Read My Buffer

EDITED BY: PROF. GARTH SANTOR

Back in the day, villages were built around a water source such as a river or a pond, and people would go straight to that water source for their necessities. Later on, however, with expansion and population increase, villages needed to be built farther away from any water. The solution to that was using buckets and pails to transport the water from its source to the homes.

Similarly, programs have two methods of retrieving information. Either the source is local to the program and can be accessed directly, or it resides in a remote location and will need to be transported using virtual buckets. And that’s exactly what buffers are. A buffer is a memory region in which data is temporarily stored, until it is handled. Whether that source is an input stream or a socket connection, a buffer is required to temporarily store the incoming data until it is extracted by the program.

On a lower level, a microcontroller’s buffer is a register attached to the I/O (input/output) pin. Depending on the microcontroller family, its register size can vary from one character (8 bits/1 byte) to several (can go up to 64 bits/8 bytes). If this data is not extracted by the time new data comes in, the old data will be lost, or the communication interface will completely shut off because of a buffer overflow situation.

Modern computers offer a much larger buffer, and is situated somewhere in RAM for our programs to access. Programming languages also offer a multitude of functions that allow easy access and manipulation of buffers, using what’s called a stream. Going back to the water retrieval example, streams can be considered the straws or tubes that transport water from the bucket to your cup.

The simplest and most well-known buffer interaction programmers have is with the keyboard, which is displayed through the console.
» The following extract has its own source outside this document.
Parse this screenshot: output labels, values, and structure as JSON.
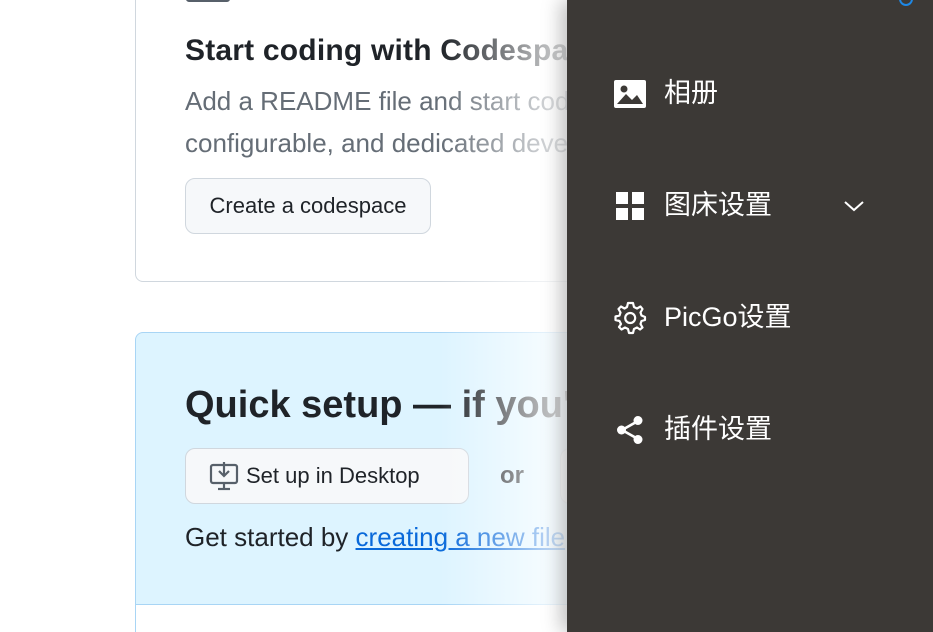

Learning any programming language requires console I/O knowledge, in order to have some interaction with the program, and to get feedback on the program’s execution. We’ll apply the same water source analogy here. The keyboard is the source, which is linked to a space in RAM that acts as its buffer. Our program then reads from that buffer using an input stream. Similarly, an output stream is hooked to a buffer that gets printed to the console by the operating system.

In the above demonstration, user input is stored in the keyboard buffer. scanf_s waits and keeps an eye on that buffer until it finds a 0x0D (ASCII value for a newline character), using a stream, and extracts the buffer components when a newline character is found. The stream that scanf_s accesses is actually a pointer that points by default to the keyboard buffer. The evidence of this is the ability to use that same code but with redirected input using the commandline redirection operator, "<". Follow the animation bellow:

The same concept can be applied to output: the default output stream is tied to the console buffer, and can be redirected from the command line with a “>”.

This is beyond the scope of this article, but input can also be redirected by employing pipes which are one of the ways to achieve inter-process communication.

With those animations in mind, we can see the difference in execution between a scanf_s and a getchar. scanf_s retrieves data based on a format specifier, and typically finishes reading after encountering a newline character or and EOF character. getchar on the other hand (and from the name) retrieves one character from the buffer at a time. That character will be popped off from the buffer and will only exist within your program. The remaing characters will still be stored in the buffer, and can either be read through one of the stdio functions, or by flushing the buffer. In order to put a character back to the buffer, putc can be called.